El portero del Real Zaragoza, Esteban Andrada, ha recibido una sanción de 13 partidos de suspensión tras un incidente violento ocurrido durante el partido contra la SD Huesca en El Alcoraz, correspondiente a la jornada 37 de LaLiga Hypermotion. En los minutos finales del encuentro, Andrada fue expulsado por una segunda tarjeta amarilla tras un cruce con el defensor local, Jorge Pulido.
La situación se tornó tensa cuando, tras la expulsión, el arquero argentino se dirigió hacia Pulido de manera agresiva, lo que culminó en un puñetazo que impactó en la cabeza del capitán del Huesca. El árbitro, Arcediano Monescillo, registró este comportamiento violento en su acta, además de mencionar otras dos expulsiones por agresiones tras la revisión del VAR, evidenciando la gravedad de lo sucedido.
El incidente se produjo en el minuto 99, justo después de la expulsión de Andrada, quien, según el árbitro, «corrió y saltó hacia Pulido, propinándole un puñetazo en la cara con uso de fuerza excesiva, derribándole al suelo y originándole un hematoma en el pómulo izquierdo». Este acto desencadenó una tangana entre los jugadores de ambos equipos, lo que subraya la intensidad y la presión que se vive en estos encuentros.

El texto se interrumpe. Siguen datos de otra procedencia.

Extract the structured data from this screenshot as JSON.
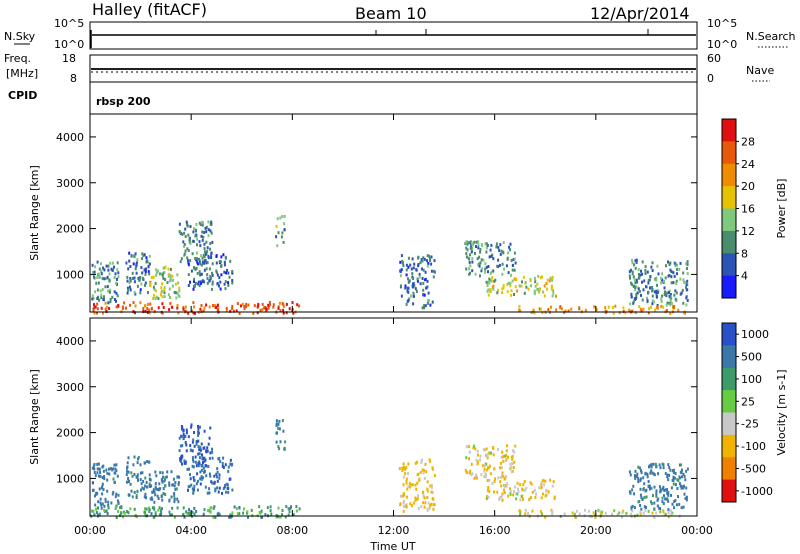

En el transcurso del partido, la tensión había ido en aumento, lo que hizo que los ánimos estallaran en los últimos momentos. La acción de Andrada ha sido ampliamente criticada, y la sanción impuesta refleja la política de LaLiga en contra de cualquier forma de violencia en el deporte. Con esta suspensión, el portero argentino deberá ausentarse de una parte considerable de la competición, afectando así al Real Zaragoza en su búsqueda de puntos cruciales para la salvación esta temporada.
Las reacciones no se hicieron esperar. Expertos en el ámbito deportivo han expresado su preocupación por la falta de autocontrol demostrado por el portero, señalando que este tipo de acciones pueden tener repercusiones no solo en la competición, sino también en la imagen del fútbol en general. La liga ha dado un paso firme al sancionar a Andrada, mostrando que no se tolera la violencia ni en la cancha ni fuera de ella.
A medida que se avanza en la temporada, el Real Zaragoza deberá encontrar formas de adaptarse a esta nueva realidad, teniendo en cuenta que Andrada es un jugador clave en su alineación. La presión sobre el equipo se incrementa, y deberán unirse para superar este desafío mientras las autoridades del fútbol continúan implementando medidas para garantizar la seguridad y el respeto en el deporte.
Por otro lado, la SD Huesca también deberá gestionar las consecuencias del incidente. La agresión sufrida por Pulido no solo afecta su estado físico, sino que también podría influir en la moral del equipo. Este tipo de situaciones no solo tienen un impacto inmediato, sino que pueden dejar huellas en la relación entre los equipos rivales y en la competición en su conjunto.
A medida que se desarrollan los acontecimientos en LaLiga Hypermotion, todos los ojos estarán puestos en cómo responderán tanto el Real Zaragoza como la SD Huesca a este desafortunado episodio. La comunidad futbolística espera que este tipo de incidentes se conviertan en algo del pasado, promoviendo así un ambiente más seguro y respetuoso en el ámbito deportivo.